A hacker by the name of Orange Tsai, a self-described “penetration tester,” wrote in a blog post that he has discovered seven security vulnerabilities in the servers of Facebook, with a few allowing him to take control of the social network’s servers by using a web shell.
“After taking control of the server successfully, the first thing is to check whether the server environment is friendly to you,” Tsai wrote. “To stay on the server longer, you have to be familiar with the environments, restrictions, logs, etc and try hard not to be detected.”
This proved to expose some PHP error messages which seemed to be caused by some unauthorized visitor also trying to modify web shells. This ultimately led to the other hacker creating a proxy on the credential page to log Facebook employees’ credentials. Be aware that Tsai isn’t a bad hacker and doesn’t want to steal any average Facebook user’s information. In fact, the other hacker didn’t even want information on user’s credentials, just the one’s associated with FB workers.
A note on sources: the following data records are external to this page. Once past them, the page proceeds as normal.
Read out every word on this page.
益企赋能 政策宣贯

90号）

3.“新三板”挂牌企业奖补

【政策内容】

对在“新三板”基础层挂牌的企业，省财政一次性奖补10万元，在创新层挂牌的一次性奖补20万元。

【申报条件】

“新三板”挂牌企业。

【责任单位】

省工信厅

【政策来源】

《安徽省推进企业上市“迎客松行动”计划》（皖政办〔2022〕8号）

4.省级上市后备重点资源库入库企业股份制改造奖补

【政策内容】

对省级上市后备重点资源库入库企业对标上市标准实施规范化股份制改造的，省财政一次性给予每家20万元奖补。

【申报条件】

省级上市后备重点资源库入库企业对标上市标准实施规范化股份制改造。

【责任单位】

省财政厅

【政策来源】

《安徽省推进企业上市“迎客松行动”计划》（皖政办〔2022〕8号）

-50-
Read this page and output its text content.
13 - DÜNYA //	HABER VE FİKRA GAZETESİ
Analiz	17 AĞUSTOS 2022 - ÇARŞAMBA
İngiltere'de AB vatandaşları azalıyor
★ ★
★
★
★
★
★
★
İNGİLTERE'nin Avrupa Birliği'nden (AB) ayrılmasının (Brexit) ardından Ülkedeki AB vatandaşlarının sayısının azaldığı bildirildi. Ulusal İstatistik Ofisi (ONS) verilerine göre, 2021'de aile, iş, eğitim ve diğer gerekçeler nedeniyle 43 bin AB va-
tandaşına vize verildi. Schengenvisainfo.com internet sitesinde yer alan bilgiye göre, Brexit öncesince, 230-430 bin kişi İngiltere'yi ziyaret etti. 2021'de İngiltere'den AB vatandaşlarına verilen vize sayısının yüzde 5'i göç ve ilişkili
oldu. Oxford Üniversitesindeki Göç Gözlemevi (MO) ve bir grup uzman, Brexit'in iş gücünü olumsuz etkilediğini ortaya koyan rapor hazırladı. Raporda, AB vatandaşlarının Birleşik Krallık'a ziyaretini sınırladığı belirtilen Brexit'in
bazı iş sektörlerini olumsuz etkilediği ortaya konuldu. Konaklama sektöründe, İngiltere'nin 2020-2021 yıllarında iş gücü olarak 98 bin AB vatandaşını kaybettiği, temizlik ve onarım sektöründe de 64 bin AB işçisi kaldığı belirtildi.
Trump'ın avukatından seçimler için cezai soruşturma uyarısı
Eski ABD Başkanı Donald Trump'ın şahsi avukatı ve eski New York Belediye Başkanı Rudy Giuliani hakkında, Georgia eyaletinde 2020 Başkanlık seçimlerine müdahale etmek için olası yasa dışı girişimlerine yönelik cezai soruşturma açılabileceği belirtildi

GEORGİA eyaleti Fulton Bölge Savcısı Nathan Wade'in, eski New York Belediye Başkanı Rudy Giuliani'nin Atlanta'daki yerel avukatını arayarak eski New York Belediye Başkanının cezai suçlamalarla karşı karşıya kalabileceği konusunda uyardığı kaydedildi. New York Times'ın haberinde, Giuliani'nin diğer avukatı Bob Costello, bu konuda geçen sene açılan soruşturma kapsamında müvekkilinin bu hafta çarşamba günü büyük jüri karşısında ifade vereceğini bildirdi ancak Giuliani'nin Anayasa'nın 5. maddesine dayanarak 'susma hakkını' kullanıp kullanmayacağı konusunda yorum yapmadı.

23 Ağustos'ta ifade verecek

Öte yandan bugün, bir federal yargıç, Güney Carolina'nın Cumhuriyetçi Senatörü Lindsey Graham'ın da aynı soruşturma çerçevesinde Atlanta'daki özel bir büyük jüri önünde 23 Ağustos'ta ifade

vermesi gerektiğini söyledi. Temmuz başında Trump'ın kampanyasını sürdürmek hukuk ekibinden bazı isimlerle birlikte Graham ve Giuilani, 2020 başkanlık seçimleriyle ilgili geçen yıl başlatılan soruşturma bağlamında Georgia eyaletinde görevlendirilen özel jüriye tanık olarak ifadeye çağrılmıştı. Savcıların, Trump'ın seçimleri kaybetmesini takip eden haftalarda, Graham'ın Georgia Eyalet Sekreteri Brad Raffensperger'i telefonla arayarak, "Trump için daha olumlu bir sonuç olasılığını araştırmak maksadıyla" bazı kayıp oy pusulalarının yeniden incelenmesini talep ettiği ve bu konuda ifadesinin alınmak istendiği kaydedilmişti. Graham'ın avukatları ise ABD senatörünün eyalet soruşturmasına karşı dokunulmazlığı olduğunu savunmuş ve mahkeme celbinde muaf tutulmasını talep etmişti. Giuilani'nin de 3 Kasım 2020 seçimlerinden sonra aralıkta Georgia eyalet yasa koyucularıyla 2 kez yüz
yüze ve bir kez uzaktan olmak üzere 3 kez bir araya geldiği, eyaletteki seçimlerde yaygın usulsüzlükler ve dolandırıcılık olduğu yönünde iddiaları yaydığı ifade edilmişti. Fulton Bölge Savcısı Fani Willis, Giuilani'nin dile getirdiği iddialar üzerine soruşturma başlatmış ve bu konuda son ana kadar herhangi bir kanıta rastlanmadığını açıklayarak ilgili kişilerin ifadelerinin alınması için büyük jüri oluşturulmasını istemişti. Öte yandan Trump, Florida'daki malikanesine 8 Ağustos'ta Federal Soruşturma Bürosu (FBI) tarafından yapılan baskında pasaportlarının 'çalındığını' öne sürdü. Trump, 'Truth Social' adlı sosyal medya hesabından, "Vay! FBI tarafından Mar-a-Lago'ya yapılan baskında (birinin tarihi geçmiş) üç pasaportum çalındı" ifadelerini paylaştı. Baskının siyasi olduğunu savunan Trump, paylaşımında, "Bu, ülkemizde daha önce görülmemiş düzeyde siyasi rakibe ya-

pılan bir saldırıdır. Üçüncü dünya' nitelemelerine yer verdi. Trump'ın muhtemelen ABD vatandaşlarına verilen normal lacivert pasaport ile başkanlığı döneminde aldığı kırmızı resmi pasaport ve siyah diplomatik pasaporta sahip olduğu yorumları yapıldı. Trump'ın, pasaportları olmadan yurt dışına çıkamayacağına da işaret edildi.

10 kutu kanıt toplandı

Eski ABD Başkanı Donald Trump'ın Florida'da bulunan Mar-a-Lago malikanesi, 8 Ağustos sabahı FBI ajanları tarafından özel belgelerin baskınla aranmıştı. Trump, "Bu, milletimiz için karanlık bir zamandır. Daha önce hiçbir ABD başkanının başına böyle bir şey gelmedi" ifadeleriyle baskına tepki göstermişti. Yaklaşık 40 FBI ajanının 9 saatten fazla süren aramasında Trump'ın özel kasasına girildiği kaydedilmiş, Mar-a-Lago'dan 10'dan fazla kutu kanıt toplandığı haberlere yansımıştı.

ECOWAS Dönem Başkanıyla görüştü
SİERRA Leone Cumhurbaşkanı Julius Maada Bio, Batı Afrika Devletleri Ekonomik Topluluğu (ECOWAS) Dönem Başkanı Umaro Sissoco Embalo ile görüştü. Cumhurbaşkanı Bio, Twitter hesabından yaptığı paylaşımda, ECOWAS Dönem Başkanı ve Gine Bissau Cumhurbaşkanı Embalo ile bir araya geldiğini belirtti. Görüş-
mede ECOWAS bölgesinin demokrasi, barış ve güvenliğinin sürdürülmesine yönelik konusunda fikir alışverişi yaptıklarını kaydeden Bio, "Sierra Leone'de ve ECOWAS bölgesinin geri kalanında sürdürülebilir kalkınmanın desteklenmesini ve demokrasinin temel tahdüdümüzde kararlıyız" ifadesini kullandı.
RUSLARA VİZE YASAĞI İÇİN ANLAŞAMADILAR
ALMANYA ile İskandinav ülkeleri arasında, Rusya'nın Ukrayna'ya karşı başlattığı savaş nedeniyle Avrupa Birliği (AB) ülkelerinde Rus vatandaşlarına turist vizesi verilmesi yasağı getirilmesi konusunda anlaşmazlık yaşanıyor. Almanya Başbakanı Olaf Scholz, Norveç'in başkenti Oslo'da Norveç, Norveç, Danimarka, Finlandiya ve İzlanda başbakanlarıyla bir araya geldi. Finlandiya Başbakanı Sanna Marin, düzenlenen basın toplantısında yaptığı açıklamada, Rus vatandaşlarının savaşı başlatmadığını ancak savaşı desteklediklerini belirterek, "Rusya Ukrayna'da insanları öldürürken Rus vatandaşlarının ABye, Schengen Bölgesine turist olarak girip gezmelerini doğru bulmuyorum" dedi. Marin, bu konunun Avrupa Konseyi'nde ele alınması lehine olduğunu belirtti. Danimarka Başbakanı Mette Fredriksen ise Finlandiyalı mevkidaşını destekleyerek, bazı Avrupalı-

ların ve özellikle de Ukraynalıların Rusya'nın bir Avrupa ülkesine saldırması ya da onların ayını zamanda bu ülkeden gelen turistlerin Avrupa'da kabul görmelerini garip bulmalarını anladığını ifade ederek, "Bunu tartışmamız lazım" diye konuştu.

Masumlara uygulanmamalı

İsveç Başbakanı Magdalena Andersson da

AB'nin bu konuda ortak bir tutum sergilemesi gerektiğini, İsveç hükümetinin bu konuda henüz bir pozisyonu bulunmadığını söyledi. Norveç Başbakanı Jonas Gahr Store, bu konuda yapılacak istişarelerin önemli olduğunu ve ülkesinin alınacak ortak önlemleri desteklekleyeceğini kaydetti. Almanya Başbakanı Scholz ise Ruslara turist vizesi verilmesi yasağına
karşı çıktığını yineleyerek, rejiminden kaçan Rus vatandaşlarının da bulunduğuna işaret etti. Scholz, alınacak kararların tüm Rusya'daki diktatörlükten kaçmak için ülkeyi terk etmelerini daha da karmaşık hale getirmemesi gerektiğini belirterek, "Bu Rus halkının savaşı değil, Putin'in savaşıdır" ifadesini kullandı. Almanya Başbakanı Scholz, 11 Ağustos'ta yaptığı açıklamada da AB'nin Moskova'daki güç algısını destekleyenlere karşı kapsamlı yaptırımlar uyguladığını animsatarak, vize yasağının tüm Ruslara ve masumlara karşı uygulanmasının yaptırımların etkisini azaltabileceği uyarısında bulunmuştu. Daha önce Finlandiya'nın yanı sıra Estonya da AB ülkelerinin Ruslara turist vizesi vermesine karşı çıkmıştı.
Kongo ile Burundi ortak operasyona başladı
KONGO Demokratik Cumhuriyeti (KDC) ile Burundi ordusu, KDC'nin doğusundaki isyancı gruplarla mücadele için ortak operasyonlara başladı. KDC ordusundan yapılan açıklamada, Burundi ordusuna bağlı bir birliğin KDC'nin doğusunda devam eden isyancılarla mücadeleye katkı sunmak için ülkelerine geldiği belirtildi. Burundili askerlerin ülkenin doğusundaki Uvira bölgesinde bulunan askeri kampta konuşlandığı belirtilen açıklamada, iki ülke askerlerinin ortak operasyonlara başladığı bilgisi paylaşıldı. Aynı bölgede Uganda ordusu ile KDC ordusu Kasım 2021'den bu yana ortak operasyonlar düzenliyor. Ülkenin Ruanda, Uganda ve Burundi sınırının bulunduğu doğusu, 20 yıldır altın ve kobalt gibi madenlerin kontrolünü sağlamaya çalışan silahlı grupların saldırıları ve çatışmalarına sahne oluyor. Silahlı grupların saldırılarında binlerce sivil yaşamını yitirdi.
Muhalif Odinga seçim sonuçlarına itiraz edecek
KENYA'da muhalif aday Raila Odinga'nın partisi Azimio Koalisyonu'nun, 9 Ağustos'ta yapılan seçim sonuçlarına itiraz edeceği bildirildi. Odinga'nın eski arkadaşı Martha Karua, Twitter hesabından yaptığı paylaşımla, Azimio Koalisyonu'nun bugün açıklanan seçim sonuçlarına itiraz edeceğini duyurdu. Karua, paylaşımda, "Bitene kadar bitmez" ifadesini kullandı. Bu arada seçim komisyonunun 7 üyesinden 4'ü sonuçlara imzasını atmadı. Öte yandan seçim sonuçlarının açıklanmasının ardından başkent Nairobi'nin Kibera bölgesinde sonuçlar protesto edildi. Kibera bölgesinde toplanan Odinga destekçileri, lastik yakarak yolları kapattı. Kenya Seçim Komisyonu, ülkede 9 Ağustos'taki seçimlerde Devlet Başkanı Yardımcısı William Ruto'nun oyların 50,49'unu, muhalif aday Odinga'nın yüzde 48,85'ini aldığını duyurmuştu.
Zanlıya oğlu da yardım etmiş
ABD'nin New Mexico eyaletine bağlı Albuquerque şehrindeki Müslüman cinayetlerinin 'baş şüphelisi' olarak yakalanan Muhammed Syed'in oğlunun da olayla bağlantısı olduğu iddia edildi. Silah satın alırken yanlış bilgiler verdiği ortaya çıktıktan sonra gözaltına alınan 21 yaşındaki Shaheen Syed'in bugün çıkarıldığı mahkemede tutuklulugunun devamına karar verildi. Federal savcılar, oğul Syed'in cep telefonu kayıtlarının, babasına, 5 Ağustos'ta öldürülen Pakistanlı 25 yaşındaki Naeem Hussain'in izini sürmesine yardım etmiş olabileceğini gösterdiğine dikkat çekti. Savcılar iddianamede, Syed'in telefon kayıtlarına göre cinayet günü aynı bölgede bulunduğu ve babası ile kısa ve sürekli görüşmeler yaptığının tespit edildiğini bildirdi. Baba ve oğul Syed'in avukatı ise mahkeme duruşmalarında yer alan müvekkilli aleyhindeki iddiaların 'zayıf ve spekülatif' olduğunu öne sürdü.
Unfortunately, this hacker was able to get his hands on quite a handful of credentials:
“And at the time I discovered these, there were around 300 logged credentials dated between February 1st to 7th, from February 1st, mostly ‘@fb.com’ and ‘@facebook.com,'” Tsai wrote. “Upon seeing it I thought it’s a pretty serious security incident.”
Two different time periods when the other hacker had access to Facebook’s servers were also discovered by Tsai during a thorough review of the logs captured. These periods included a time in the beginning of July and some point in mid-September. This was ultimately the time when Tsai reported to the FB security team what was going on and stated that FB told him they were investigating the situation more.
He also said he was offered $10,000 as part of the bug bounty program and was asked not to disclose the exploit until Facebook completed its investigation on April 20th. This was done, and a FB spokesperson stated that the server vulnerability belonged to a third party file sharing platform the social network no longer operates. The spokesperson went on to say that Facebook was able to identify the other hacker, a security researcher who “was also participating in our bug bounty program and who was testing the same third party software.” The company has ultimately taken care of the issue and has since then shut down the servers affected so no more vulnerabilities were present.